E é isso quem ela é: uma mulher que promove a vida...
E a vida, minha gente, não se conforma em ser flagelada. A vida não sossega em berço de injustiças. Marielle honrou as suas ancestrais ao assumir vozes silenciadas e o lugar legítimo de representação feminina há tanto tempo renegado. Honrou as forças antepassadas que reinventaram a trajetória de suas existências e ainda hoje vibram em nossas veias.
Na favela, ela floresceu. Na política, ela floresceu. E seus frutos são permanentes! As sementes de sua coragem serão passadas de geração em geração, em todo boca que perpetuar sua trajetória e vida e em todo coração que acolher essas sementes de esperança, crescerá em atos de justiça e verdade, sendo estas duas  os lados de um mesmo fruto.

A tentativa foi acabar com o poder que há na vida. Mas eles, os maus, esquecem que o poder não está apenas na vida do corpo, mas, na vida vivida,  na comunhão entre os pares, nos afetos cultivados, nas experiências compartilhadas, nos desabafos ouvidos, nas lágrimas enxugadas, nas resistências cotidianas e no seguir em frente.
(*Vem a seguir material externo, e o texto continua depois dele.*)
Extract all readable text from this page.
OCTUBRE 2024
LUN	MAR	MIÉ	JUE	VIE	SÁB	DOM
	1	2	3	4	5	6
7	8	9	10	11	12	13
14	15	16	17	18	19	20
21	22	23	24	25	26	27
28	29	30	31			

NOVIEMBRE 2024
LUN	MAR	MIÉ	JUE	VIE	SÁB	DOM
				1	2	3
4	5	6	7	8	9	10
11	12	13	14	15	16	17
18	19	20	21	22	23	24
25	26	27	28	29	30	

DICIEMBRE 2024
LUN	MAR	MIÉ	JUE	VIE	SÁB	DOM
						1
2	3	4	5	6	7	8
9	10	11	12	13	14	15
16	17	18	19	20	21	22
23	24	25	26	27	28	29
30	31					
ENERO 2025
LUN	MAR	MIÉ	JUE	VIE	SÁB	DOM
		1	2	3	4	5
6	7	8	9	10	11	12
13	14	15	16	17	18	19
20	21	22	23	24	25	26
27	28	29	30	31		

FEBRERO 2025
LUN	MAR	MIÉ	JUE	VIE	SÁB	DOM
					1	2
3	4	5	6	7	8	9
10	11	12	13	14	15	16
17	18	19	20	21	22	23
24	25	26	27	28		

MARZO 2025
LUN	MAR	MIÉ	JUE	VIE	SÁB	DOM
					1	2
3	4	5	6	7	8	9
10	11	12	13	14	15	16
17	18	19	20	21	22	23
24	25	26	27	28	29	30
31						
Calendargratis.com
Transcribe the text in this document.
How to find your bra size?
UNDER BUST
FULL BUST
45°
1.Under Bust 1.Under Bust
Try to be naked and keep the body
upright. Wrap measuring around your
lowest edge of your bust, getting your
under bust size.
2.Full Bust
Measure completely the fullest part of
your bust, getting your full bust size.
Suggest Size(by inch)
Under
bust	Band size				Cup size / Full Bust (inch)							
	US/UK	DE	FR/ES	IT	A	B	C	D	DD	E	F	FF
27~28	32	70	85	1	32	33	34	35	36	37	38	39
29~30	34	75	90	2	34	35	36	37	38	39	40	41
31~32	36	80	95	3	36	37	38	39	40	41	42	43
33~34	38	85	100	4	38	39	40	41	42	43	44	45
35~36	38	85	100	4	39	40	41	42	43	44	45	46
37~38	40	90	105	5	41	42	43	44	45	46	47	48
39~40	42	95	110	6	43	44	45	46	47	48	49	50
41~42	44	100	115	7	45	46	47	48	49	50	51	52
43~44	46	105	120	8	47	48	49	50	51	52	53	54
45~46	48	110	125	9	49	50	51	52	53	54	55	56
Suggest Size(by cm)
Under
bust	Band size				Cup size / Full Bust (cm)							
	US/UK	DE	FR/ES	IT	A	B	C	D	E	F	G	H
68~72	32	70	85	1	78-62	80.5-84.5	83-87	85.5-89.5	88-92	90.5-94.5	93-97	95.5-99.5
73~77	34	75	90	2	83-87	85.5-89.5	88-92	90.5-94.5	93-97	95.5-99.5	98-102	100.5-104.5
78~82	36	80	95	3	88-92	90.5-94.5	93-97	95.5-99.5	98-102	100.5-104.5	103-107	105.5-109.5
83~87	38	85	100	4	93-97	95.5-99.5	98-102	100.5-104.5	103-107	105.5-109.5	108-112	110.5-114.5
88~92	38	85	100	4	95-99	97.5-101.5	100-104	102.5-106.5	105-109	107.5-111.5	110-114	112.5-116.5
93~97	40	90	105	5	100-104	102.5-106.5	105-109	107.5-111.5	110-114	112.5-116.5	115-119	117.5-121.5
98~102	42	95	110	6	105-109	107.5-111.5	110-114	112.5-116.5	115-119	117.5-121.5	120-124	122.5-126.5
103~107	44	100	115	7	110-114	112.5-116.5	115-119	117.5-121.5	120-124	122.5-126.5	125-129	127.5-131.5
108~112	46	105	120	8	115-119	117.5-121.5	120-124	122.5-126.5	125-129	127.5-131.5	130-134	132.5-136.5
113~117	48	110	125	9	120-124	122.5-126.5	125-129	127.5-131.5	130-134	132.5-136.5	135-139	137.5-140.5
O poder não está na morte, mas na vida participada em amor. Amor ao próximo. Amor à comunidade. Mata-se o corpo, não a vida. Esse é o tipo de saque que nenhum mal pode consumar.
E mesmo agora, respirando fundo, assimilando a tragédia em sua totalidade. Compreendendo ainda mais a responsabilidade do legado a nós deixado, eu me sinto fortalecida. As minhas descendentes saberão que continuamos a lutar por amor a elas e perpetuarão as práticas baseadas na equidade.
Desse acontecimento martírio, meu coração é embalado pelo consolo da canção “Flo Me La”[1]  da voz poderosa e militante de Nina Simone, a poetisa da luta pelos direitos civis no norte da América. 

A expressão, de origem africana, significa “Andar” ou “Andar ao Longo” e nos conduz, em ritmos típicos a não parar as passadas. É isso que farei. É isso que faremos. Continuaremos caminhando em perseverança. O caminho não se findou. A luta também não.

Até que todas sejamos livres. Porque nossas vidas importam!